12 Days of Archived Holiday Content: Age brings a Christmas bender with less booze, more video games, but it still kicks ass

January 13, 2005

Josh Kjenner

Getting old sucks. Although there are a lot of sucky things about it, one of the suckiest things to suck is the sly insidiousness with which this aging occurs.

It’s like one day you’re an 18-year-old engineering student wondering if this is going to be the year when you’re finally going to engage in some light to moderate petting, and the next thing you know you’re a world-weary, embittered fifth-year for whom half of the freshman class is ineligible for said petting, not so much on the basis of your ugliness or the personal hygiene concerns of the female population, but simply because of the divide-by-two-then-add-by-seven rule.

Yes, it’s a creepy thing when the annual Christmas break (aka Christmas bender) rolls around, and what you want to do isn’t drugs, hookers, or even it-to-it; all you want is to watch some goddam TV without any goddam interruptions. In fact, the only bending you’re at all interested in has more to do with your mom’s no-pop-after-10pm rule than with boozin’.

This, however, may not be as big of a tragedy as it sounds. You see, I learned something this year: the Christmas bender isn’t necessarily about chugging down the Baileys you ganked in the family Chinese gift exchange, unmixed, to get shitfaced on Boxing Day, or about spending New Year’s Eve sleeping snuggled up to a hot water pipe for warmth in the crawlspace of an apartment building in Banff.

It can also be about playing PlayStation until your eyes, thumbs and anus bleed. It’s basically about being as hopelessly self-indulgent as possible.

This isn’t to say that I’ve gone completely soft — although I have to give the credit for maintaining a bottle of coffee-liqueur to my brother, I did, in fact, spend New Year’s Eve (or a good four hours of it, at least) securely bestowed beneath the lobby of my friend’s apartment building in Banff, a little to the left of a warm pipe. The moral: I’m still hard as fuck, or at least as close to fuck as my shambled 23-year-old body will let me be.

It’s just that I learned to measure my Christmas bender by a different yardstick this year, and to appreciate this holiday of holidays in a different light. I learned that absolute, unadulterated slothfulness is a beautiful thing in a seedy, terrible kind of way — not unlike a 45-year-old stripper or a nice shaggy mustache.

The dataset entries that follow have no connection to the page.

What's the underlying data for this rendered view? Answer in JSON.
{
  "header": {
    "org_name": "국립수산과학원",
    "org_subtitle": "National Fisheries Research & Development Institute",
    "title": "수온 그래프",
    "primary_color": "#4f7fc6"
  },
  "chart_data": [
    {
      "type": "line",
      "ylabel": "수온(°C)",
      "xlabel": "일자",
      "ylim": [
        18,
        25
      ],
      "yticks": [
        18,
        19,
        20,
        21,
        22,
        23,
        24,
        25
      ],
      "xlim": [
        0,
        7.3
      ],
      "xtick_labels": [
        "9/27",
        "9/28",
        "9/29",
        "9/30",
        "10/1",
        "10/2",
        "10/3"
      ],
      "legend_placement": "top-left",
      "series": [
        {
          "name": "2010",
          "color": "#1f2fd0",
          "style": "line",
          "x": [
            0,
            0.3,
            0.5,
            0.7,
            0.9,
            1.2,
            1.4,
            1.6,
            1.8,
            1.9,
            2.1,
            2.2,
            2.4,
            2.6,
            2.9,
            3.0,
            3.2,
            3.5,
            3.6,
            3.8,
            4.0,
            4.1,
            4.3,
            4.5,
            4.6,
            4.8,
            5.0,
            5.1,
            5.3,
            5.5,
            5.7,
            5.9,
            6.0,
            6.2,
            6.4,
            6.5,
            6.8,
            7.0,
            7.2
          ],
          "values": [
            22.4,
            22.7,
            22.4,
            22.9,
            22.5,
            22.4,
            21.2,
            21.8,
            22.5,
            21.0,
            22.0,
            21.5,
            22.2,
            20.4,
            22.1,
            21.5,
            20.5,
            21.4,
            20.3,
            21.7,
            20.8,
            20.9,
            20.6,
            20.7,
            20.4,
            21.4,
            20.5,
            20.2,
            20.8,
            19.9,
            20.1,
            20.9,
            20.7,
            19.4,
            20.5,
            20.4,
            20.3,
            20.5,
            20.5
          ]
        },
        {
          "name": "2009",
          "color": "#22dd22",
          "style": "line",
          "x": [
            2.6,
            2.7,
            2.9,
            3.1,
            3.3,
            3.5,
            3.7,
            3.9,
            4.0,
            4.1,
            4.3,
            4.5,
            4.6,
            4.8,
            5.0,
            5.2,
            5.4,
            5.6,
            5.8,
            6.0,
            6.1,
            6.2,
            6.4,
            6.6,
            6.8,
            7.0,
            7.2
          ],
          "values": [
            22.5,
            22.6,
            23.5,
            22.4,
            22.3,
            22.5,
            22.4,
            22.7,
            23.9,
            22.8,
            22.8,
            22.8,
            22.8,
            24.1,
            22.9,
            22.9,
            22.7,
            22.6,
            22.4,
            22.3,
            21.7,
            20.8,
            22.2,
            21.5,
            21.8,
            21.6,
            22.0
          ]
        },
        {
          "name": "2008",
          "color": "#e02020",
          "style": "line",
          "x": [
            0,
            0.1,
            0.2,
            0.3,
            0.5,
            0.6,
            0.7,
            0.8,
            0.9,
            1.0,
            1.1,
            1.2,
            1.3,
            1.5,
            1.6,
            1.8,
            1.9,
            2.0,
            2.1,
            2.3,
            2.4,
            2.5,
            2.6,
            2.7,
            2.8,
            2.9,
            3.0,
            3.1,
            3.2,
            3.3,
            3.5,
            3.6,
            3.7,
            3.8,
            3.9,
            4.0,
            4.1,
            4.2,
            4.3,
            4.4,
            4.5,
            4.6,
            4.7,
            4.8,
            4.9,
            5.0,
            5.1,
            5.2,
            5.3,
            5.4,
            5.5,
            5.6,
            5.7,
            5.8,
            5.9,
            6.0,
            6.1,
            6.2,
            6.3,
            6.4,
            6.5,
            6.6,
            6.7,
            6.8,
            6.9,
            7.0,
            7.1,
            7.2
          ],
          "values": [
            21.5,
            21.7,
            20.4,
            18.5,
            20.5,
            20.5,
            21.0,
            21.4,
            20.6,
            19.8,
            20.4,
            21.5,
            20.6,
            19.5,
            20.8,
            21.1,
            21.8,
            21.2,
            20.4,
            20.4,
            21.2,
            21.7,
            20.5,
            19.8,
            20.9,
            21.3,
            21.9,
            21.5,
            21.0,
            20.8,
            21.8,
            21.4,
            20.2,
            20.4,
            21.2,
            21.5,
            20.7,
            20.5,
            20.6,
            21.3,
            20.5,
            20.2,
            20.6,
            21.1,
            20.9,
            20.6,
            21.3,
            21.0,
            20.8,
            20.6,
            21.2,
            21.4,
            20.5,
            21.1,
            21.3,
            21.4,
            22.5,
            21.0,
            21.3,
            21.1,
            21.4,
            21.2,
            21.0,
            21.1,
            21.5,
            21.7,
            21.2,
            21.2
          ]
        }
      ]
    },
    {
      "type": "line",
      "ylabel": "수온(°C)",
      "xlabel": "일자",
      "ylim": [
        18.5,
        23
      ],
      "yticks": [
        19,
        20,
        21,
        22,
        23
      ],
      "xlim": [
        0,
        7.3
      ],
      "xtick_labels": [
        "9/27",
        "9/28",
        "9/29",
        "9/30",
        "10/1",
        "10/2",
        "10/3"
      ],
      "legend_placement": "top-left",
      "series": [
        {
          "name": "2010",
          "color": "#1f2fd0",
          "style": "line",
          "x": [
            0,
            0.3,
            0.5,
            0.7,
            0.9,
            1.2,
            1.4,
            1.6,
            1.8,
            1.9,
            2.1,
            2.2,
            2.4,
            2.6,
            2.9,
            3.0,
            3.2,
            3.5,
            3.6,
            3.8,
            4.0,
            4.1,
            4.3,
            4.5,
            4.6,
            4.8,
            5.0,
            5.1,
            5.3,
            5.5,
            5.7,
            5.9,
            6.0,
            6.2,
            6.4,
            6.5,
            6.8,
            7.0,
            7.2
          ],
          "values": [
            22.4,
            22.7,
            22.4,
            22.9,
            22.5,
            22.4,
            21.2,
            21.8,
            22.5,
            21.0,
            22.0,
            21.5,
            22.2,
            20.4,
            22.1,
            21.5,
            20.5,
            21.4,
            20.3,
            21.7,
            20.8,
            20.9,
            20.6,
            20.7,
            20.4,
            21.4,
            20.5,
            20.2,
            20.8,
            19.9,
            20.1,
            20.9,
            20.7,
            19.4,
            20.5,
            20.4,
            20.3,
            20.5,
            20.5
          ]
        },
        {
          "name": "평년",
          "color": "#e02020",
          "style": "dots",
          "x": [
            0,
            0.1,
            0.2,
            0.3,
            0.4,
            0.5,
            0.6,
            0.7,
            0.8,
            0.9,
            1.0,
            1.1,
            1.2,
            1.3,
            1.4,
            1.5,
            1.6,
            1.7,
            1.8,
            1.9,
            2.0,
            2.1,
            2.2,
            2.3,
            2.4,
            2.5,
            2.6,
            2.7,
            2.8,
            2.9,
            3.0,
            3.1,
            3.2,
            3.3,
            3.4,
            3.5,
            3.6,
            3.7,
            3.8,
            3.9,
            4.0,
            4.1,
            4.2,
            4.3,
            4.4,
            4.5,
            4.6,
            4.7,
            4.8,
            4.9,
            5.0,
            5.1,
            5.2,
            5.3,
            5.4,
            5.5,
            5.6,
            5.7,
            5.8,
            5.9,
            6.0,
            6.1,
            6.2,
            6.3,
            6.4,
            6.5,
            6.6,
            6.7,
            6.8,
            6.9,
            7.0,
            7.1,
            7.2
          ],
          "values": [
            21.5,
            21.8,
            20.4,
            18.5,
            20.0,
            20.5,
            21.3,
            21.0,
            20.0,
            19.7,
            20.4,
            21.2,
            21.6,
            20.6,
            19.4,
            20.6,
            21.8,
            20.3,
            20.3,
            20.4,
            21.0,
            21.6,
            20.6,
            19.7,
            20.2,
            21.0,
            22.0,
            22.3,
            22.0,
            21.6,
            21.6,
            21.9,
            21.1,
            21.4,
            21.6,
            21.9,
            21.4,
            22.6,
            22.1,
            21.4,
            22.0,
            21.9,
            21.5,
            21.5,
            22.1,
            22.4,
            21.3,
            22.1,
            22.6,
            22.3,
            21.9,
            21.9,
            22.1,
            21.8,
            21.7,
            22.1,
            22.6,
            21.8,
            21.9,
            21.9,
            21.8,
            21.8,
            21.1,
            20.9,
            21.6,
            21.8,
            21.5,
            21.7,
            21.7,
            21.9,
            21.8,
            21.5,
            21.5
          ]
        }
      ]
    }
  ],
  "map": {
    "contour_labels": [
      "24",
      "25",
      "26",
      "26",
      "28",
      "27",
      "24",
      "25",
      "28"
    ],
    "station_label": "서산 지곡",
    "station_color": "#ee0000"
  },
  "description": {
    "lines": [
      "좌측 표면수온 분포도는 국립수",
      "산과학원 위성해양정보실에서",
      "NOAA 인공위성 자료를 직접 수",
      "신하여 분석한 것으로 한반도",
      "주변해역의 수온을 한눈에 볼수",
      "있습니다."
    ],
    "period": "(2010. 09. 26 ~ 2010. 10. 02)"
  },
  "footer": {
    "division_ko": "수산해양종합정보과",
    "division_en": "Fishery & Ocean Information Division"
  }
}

In fact, I’d say that if there was some kind of way I could carve out an existence that consisted only of me inhaling Nuts n’ Bolts while lounging on the couch of my parents’ basement watching VIP reruns and occasionally yelling at my dog, I’d do it. Forget money, fame, fortune, family etc; all I need is Pam, some trans fats, my lucky blanket and someone (or something to yell at), and I’ll be a happy guy.

I guess if I’m trying to say anything it’s this: the Christmas bender is a time in your life when you’re free to do whatever you want, and that’s exactly what you should do. At first, I felt a bit guilty about not partying my wrinkly old ass off, but I realized something: I’m not 21 anymore dammit. If I want to lie around and soup my virtual Lancer Evo IV up to 555hp while occasionally calling my dog a fucking geek, I’m going to do it.

And that, kids, is what life is all about. Doing what makes you happy, even if it is at the expense of others or your pets. Jesus would have liked it that way.